A major inspiration for Schumacher, Kohr and their contemporaries was the Indian leader Mohandas Karamchand Gandhi, whose campaign for village empowerment in India through swadeshi (self-sufficiency) was an integral part of national self-determination.
Few at the time realised that Gandhi’s theme of khaddar (homespun) cloth as rallying motif would make such a dent in British colonialism in India. Today, few still understand how a similar campaign for local empowerment can restrain a rapacious globalisation and its neo-colonial character.
Patents on food crops by corporations in the developed world, often of strains originating in the developing world, are a factor in trans-national poverty. Although the European Union has signed the International Seed Treaty that comes into force in nine days, affording some protection for the poor, countries like Britain still have some distance to go.
But these big issues notwithstanding, many items that affect millions of people every day carry the same implications. Broadly similar principles apply to items that are often taken for granted, whatever the level of technological sophistication.
The shoelace is a common example of how some things hardly ever change, design fads and the (unpopular) velcro alternative aside.
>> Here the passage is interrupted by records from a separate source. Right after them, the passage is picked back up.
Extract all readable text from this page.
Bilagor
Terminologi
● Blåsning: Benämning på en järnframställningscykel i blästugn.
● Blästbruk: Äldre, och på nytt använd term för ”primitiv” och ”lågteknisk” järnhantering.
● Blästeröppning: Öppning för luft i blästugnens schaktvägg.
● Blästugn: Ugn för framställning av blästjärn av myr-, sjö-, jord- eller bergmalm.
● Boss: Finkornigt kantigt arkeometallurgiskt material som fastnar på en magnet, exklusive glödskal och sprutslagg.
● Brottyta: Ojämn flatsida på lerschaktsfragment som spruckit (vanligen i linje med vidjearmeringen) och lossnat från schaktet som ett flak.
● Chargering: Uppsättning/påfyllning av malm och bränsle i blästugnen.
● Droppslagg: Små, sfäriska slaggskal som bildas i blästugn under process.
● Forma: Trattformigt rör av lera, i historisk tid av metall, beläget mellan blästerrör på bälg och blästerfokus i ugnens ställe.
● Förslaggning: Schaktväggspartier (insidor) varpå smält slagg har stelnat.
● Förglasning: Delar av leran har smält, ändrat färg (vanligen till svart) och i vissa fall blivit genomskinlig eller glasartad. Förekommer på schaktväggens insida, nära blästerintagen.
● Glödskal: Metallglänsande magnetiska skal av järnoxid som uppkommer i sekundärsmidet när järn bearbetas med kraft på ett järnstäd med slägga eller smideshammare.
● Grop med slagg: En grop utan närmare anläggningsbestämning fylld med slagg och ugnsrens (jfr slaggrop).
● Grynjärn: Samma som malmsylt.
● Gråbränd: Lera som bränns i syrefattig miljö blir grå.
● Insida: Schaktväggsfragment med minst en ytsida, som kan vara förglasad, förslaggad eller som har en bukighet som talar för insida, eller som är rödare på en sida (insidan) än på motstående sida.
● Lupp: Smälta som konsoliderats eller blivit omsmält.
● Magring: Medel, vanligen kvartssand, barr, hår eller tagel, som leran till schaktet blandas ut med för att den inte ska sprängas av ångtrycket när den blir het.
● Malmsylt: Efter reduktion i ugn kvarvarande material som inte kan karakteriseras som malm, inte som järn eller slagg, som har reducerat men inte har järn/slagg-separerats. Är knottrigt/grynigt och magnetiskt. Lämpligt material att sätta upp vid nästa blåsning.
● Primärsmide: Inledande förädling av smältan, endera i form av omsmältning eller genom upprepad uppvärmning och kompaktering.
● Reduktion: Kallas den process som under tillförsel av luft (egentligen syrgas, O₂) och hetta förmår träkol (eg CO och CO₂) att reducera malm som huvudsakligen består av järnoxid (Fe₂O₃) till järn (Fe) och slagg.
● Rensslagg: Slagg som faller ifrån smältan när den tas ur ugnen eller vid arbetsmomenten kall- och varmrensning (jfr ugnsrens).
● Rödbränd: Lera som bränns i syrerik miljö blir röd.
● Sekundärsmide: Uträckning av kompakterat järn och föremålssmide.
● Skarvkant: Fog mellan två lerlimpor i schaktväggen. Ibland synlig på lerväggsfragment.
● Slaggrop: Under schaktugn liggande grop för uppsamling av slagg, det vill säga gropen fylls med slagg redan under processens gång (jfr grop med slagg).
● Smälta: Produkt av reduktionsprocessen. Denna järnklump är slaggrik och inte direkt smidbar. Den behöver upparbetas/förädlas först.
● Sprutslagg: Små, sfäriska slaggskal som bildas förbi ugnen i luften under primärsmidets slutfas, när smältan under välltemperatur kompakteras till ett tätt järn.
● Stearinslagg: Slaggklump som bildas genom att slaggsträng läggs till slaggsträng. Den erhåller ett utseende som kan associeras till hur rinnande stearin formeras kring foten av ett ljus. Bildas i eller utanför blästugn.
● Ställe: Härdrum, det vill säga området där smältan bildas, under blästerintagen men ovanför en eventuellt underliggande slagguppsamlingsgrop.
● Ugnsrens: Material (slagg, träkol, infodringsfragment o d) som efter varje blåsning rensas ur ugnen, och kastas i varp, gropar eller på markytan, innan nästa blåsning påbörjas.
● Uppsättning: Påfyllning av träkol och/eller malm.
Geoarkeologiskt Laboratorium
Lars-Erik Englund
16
Invented in England in March 1790, aglet-tipped cords passed through eyelets or hooks have now stayed on shoes for hundreds of years.
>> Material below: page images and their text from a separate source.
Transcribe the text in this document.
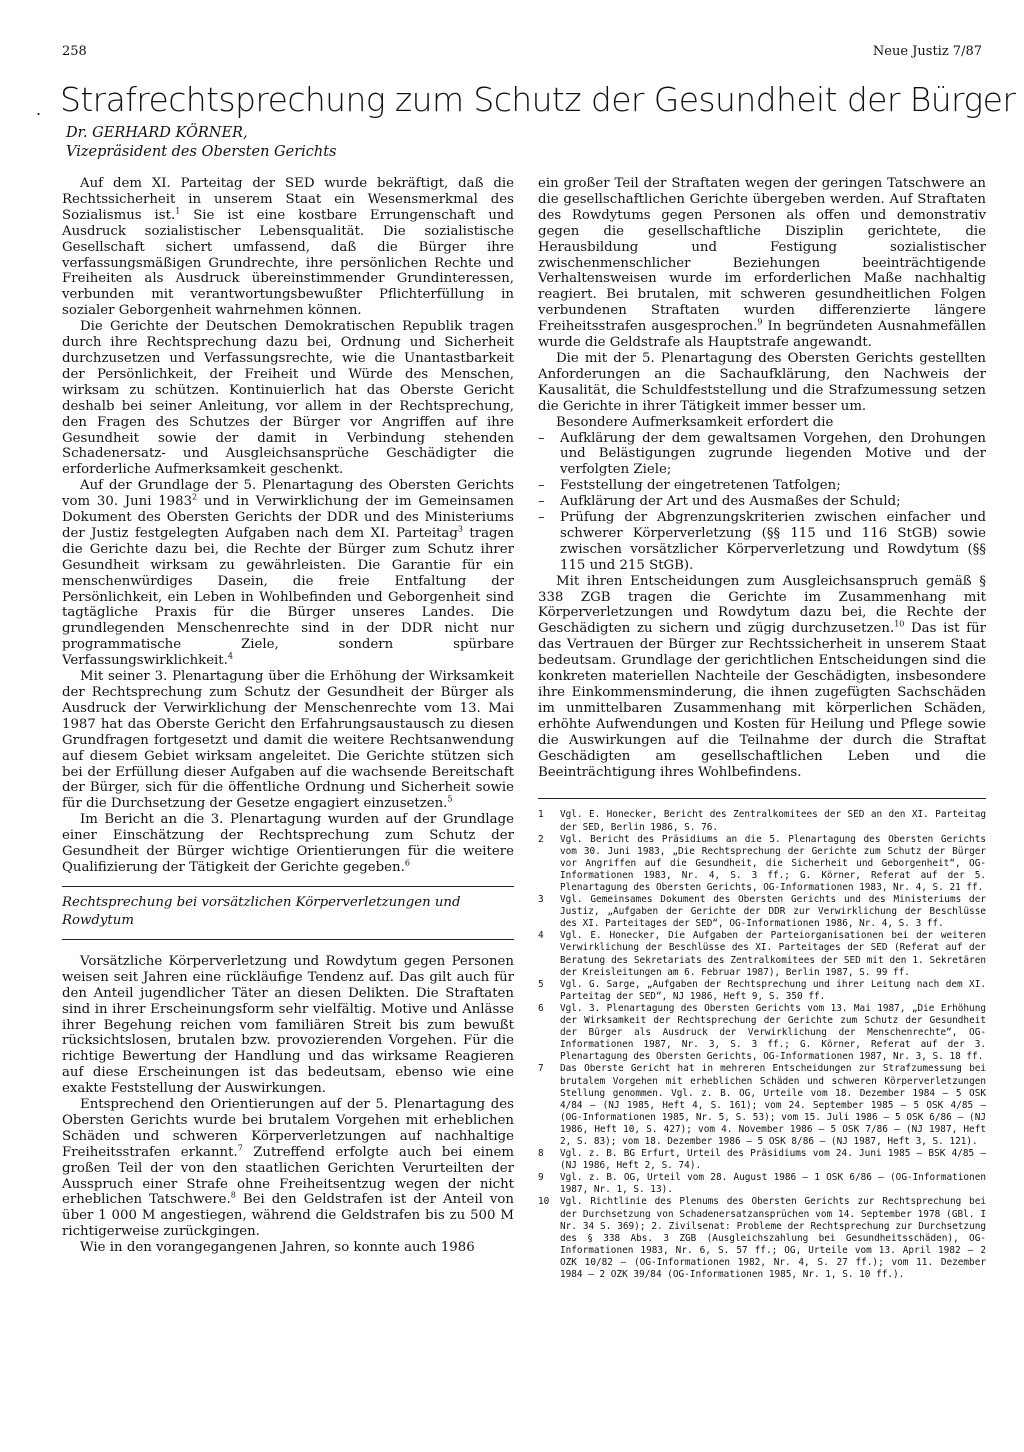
258	Neue Justiz 7/87
. Strafrechtsprechung zum Schutz der Gesundheit der Bürger
Dr. GERHARD KÖRNER,
Vizepräsident des Obersten Gerichts

Auf dem XI. Parteitag der SED wurde bekräftigt, daß die Rechtssicherheit in unserem Staat ein Wesensmerkmal des Sozialismus ist.$^1$ Sie ist eine kostbare Errungenschaft und Ausdruck sozialistischer Lebensqualität. Die sozialistische Gesellschaft sichert umfassend, daß die Bürger ihre verfassungsmäßigen Grundrechte, ihre persönlichen Rechte und Freiheiten als Ausdruck übereinstimmender Grundinteressen, verbunden mit verantwortungsbewußter Pflichterfüllung in sozialer Geborgenheit wahrnehmen können.

Die Gerichte der Deutschen Demokratischen Republik tragen durch ihre Rechtsprechung dazu bei, Ordnung und Sicherheit durchzusetzen und Verfassungsrechte, wie die Unantastbarkeit der Persönlichkeit, der Freiheit und Würde des Menschen, wirksam zu schützen. Kontinuierlich hat das Oberste Gericht deshalb bei seiner Anleitung, vor allem in der Rechtsprechung, den Fragen des Schutzes der Bürger vor Angriffen auf ihre Gesundheit sowie der damit in Verbindung stehenden Schadenersatz- und Ausgleichsansprüche Geschädigter die erforderliche Aufmerksamkeit geschenkt.

Auf der Grundlage der 5. Plenartagung des Obersten Gerichts vom 30. Juni 1983$^2$ und in Verwirklichung der im Gemeinsamen Dokument des Obersten Gerichts der DDR und des Ministeriums der Justiz festgelegten Aufgaben nach dem XI. Parteitag$^3$ tragen die Gerichte dazu bei, die Rechte der Bürger zum Schutz ihrer Gesundheit wirksam zu gewährleisten. Die Garantie für ein menschenwürdiges Dasein, die freie Entfaltung der Persönlichkeit, ein Leben in Wohlbefinden und Geborgenheit sind tagtägliche Praxis für die Bürger unseres Landes. Die grundlegenden Menschenrechte sind in der DDR nicht nur programmatische Ziele, sondern spürbare Verfassungswirklichkeit.$^4$

Mit seiner 3. Plenartagung über die Erhöhung der Wirksamkeit der Rechtsprechung zum Schutz der Gesundheit der Bürger als Ausdruck der Verwirklichung der Menschenrechte vom 13. Mai 1987 hat das Oberste Gericht den Erfahrungsaustausch zu diesen Grundfragen fortgesetzt und damit die weitere Rechtsanwendung auf diesem Gebiet wirksam angeleitet. Die Gerichte stützen sich bei der Erfüllung dieser Aufgaben auf die wachsende Bereitschaft der Bürger, sich für die öffentliche Ordnung und Sicherheit sowie für die Durchsetzung der Gesetze engagiert einzusetzen.$^5$

Im Bericht an die 3. Plenartagung wurden auf der Grundlage einer Einschätzung der Rechtsprechung zum Schutz der Gesundheit der Bürger wichtige Orientierungen für die weitere Qualifizierung der Tätigkeit der Gerichte gegeben.$^6$

Rechtsprechung bei vorsätzlichen Körperverletzungen und Rowdytum

Vorsätzliche Körperverletzung und Rowdytum gegen Personen weisen seit Jahren eine rückläufige Tendenz auf. Das gilt auch für den Anteil jugendlicher Täter an diesen Delikten. Die Straftaten sind in ihrer Erscheinungsform sehr vielfältig. Motive und Anlässe ihrer Begehung reichen vom familiären Streit bis zum bewußt rücksichtslosen, brutalen bzw. provozierenden Vorgehen. Für die richtige Bewertung der Handlung und das wirksame Reagieren auf diese Erscheinungen ist das bedeutsam, ebenso wie eine exakte Feststellung der Auswirkungen.

Entsprechend den Orientierungen auf der 5. Plenartagung des Obersten Gerichts wurde bei brutalem Vorgehen mit erheblichen Schäden und schweren Körperverletzungen auf nachhaltige Freiheitsstrafen erkannt.$^7$ Zutreffend erfolgte auch bei einem großen Teil der von den staatlichen Gerichten Verurteilten der Ausspruch einer Strafe ohne Freiheitsentzug wegen der nicht erheblichen Tatschwere.$^8$ Bei den Geldstrafen ist der Anteil von über 1 000 M angestiegen, während die Geldstrafen bis zu 500 M richtigerweise zurückgingen.

Wie in den vorangegangenen Jahren, so konnte auch 1986

ein großer Teil der Straftaten wegen der geringen Tatschwere an die gesellschaftlichen Gerichte übergeben werden. Auf Straftaten des Rowdytums gegen Personen als offen und demonstrativ gegen die gesellschaftliche Disziplin gerichtete, die Herausbildung und Festigung sozialistischer zwischenmenschlicher Beziehungen beeinträchtigende Verhaltensweisen wurde im erforderlichen Maße nachhaltig reagiert. Bei brutalen, mit schweren gesundheitlichen Folgen verbundenen Straftaten wurden differenzierte längere Freiheitsstrafen ausgesprochen.$^9$ In begründeten Ausnahmefällen wurde die Geldstrafe als Hauptstrafe angewandt.

Die mit der 5. Plenartagung des Obersten Gerichts gestellten Anforderungen an die Sachaufklärung, den Nachweis der Kausalität, die Schuldfeststellung und die Strafzumessung setzen die Gerichte in ihrer Tätigkeit immer besser um.

Besondere Aufmerksamkeit erfordert die

– Aufklärung der dem gewaltsamen Vorgehen, den Drohungen und Belästigungen zugrunde liegenden Motive und der verfolgten Ziele;
– Feststellung der eingetretenen Tatfolgen;
– Aufklärung der Art und des Ausmaßes der Schuld;
– Prüfung der Abgrenzungskriterien zwischen einfacher und schwerer Körperverletzung (§§ 115 und 116 StGB) sowie zwischen vorsätzlicher Körperverletzung und Rowdytum (§§ 115 und 215 StGB).

Mit ihren Entscheidungen zum Ausgleichsanspruch gemäß § 338 ZGB tragen die Gerichte im Zusammenhang mit Körperverletzungen und Rowdytum dazu bei, die Rechte der Geschädigten zu sichern und zügig durchzusetzen.$^{10}$ Das ist für das Vertrauen der Bürger zur Rechtssicherheit in unserem Staat bedeutsam. Grundlage der gerichtlichen Entscheidungen sind die konkreten materiellen Nachteile der Geschädigten, insbesondere ihre Einkommensminderung, die ihnen zugefügten Sachschäden im unmittelbaren Zusammenhang mit körperlichen Schäden, erhöhte Aufwendungen und Kosten für Heilung und Pflege sowie die Auswirkungen auf die Teilnahme der durch die Straftat Geschädigten am gesellschaftlichen Leben und die Beeinträchtigung ihres Wohlbefindens.

1 Vgl. E. Honecker, Bericht des Zentralkomitees der SED an den XI. Parteitag der SED, Berlin 1986, S. 76.
2 Vgl. Bericht des Präsidiums an die 5. Plenartagung des Obersten Gerichts vom 30. Juni 1983, „Die Rechtsprechung der Gerichte zum Schutz der Bürger vor Angriffen auf die Gesundheit, die Sicherheit und Geborgenheit“, OG-Informationen 1983, Nr. 4, S. 3 ff.; G. Körner, Referat auf der 5. Plenartagung des Obersten Gerichts, OG-Informationen 1983, Nr. 4, S. 21 ff.
3 Vgl. Gemeinsames Dokument des Obersten Gerichts und des Ministeriums der Justiz, „Aufgaben der Gerichte der DDR zur Verwirklichung der Beschlüsse des XI. Parteitages der SED“, OG-Informationen 1986, Nr. 4, S. 3 ff.
4 Vgl. E. Honecker, Die Aufgaben der Parteiorganisationen bei der weiteren Verwirklichung der Beschlüsse des XI. Parteitages der SED (Referat auf der Beratung des Sekretariats des Zentralkomitees der SED mit den 1. Sekretären der Kreisleitungen am 6. Februar 1987), Berlin 1987, S. 99 ff.
5 Vgl. G. Sarge, „Aufgaben der Rechtsprechung und ihrer Leitung nach dem XI. Parteitag der SED“, NJ 1986, Heft 9, S. 350 ff.
6 Vgl. 3. Plenartagung des Obersten Gerichts vom 13. Mai 1987, „Die Erhöhung der Wirksamkeit der Rechtsprechung der Gerichte zum Schutz der Gesundheit der Bürger als Ausdruck der Verwirklichung der Menschenrechte“, OG-Informationen 1987, Nr. 3, S. 3 ff.; G. Körner, Referat auf der 3. Plenartagung des Obersten Gerichts, OG-Informationen 1987, Nr. 3, S. 18 ff.
7 Das Oberste Gericht hat in mehreren Entscheidungen zur Strafzumessung bei brutalem Vorgehen mit erheblichen Schäden und schweren Körperverletzungen Stellung genommen. Vgl. z. B. OG, Urteile vom 18. Dezember 1984 – 5 OSK 4/84 – (NJ 1985, Heft 4, S. 161); vom 24. September 1985 – 5 OSK 4/85 – (OG-Informationen 1985, Nr. 5, S. 53); vom 15. Juli 1986 – 5 OSK 6/86 – (NJ 1986, Heft 10, S. 427); vom 4. November 1986 – 5 OSK 7/86 – (NJ 1987, Heft 2, S. 83); vom 18. Dezember 1986 – 5 OSK 8/86 – (NJ 1987, Heft 3, S. 121).
8 Vgl. z. B. BG Erfurt, Urteil des Präsidiums vom 24. Juni 1985 – BSK 4/85 – (NJ 1986, Heft 2, S. 74).
9 Vgl. z. B. OG, Urteil vom 28. August 1986 – 1 OSK 6/86 – (OG-Informationen 1987, Nr. 1, S. 13).
10 Vgl. Richtlinie des Plenums des Obersten Gerichts zur Rechtsprechung bei der Durchsetzung von Schadenersatzansprüchen vom 14. September 1978 (GBl. I Nr. 34 S. 369); 2. Zivilsenat: Probleme der Rechtsprechung zur Durchsetzung des § 338 Abs. 3 ZGB (Ausgleichszahlung bei Gesundheitsschäden), OG-Informationen 1983, Nr. 6, S. 57 ff.; OG, Urteile vom 13. April 1982 – 2 OZK 10/82 – (OG-Informationen 1982, Nr. 4, S. 27 ff.); vom 11. Dezember 1984 – 2 OZK 39/84 (OG-Informationen 1985, Nr. 1, S. 10 ff.).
A better alternative to shoelaces may yet emerge one day, but not yet. If and when it comes, it should be better by being economical and user-friendly, not because it is more prestigious, marketed by glib-tongued salespersons, or patented and licensed exclusively by corporations in the developed world.
Meanwhile, some common attempts at improving things have fallen flat in being counter-productive, such as landline telephone sets. Over the years the tabletop phone unit has been lightened, presumably to make handling easier, but they have been made too light relative to the cord and receiver so that dialling becomes more difficult instead.
These are not technological innovations at work, but quite the reverse. Cordless phones avoid the problem without necessarily solving it.
Another instance of thoughtless technology is electronic passports that require a fingerprint or thumbprint for recognition. A common problem is cracked skin on the thumb or finger, rendering readings difficult or impossible, thus multiplying the inconvenience to users.
Biometric data can include palm recognition, and because the palm is a larger area that is also not prone to cracked skin, this should work better. But this does not seem to be considered before the prospect of retinal recognition, as with new European passports, which may further inconvenience people with sore eyes and contact lens users.
My new passport was an object lesson in what not to do with new technology – obtaining a specimen thumbprint at the Immigration Department recently was difficult enough with some cracked dry skin, but it was virtually useless to the electronic readers at KLIA. The air-conditioned aeroplane and airport did not help with the skin condition, nor did the absence of skin lotion at the immigration counters.
When technology works, society is elated and often takes the triumphs for granted. When it does not, it should be regarded as a problem to be solved to motivate improvements.
It is not necessary to resort to Luddism or some other form of vandalism to make a point about anti-social technology, so long as technologists and technocrats are responsible enough to be responsive. If technology is to thrive in an ever-competitive world, there is no alternative to being more user-friendly.
Ultimately, the larger questions hinge on ends and means: has scientific research produced the kind of technology to serve people, or are people expected to serve it and its providers?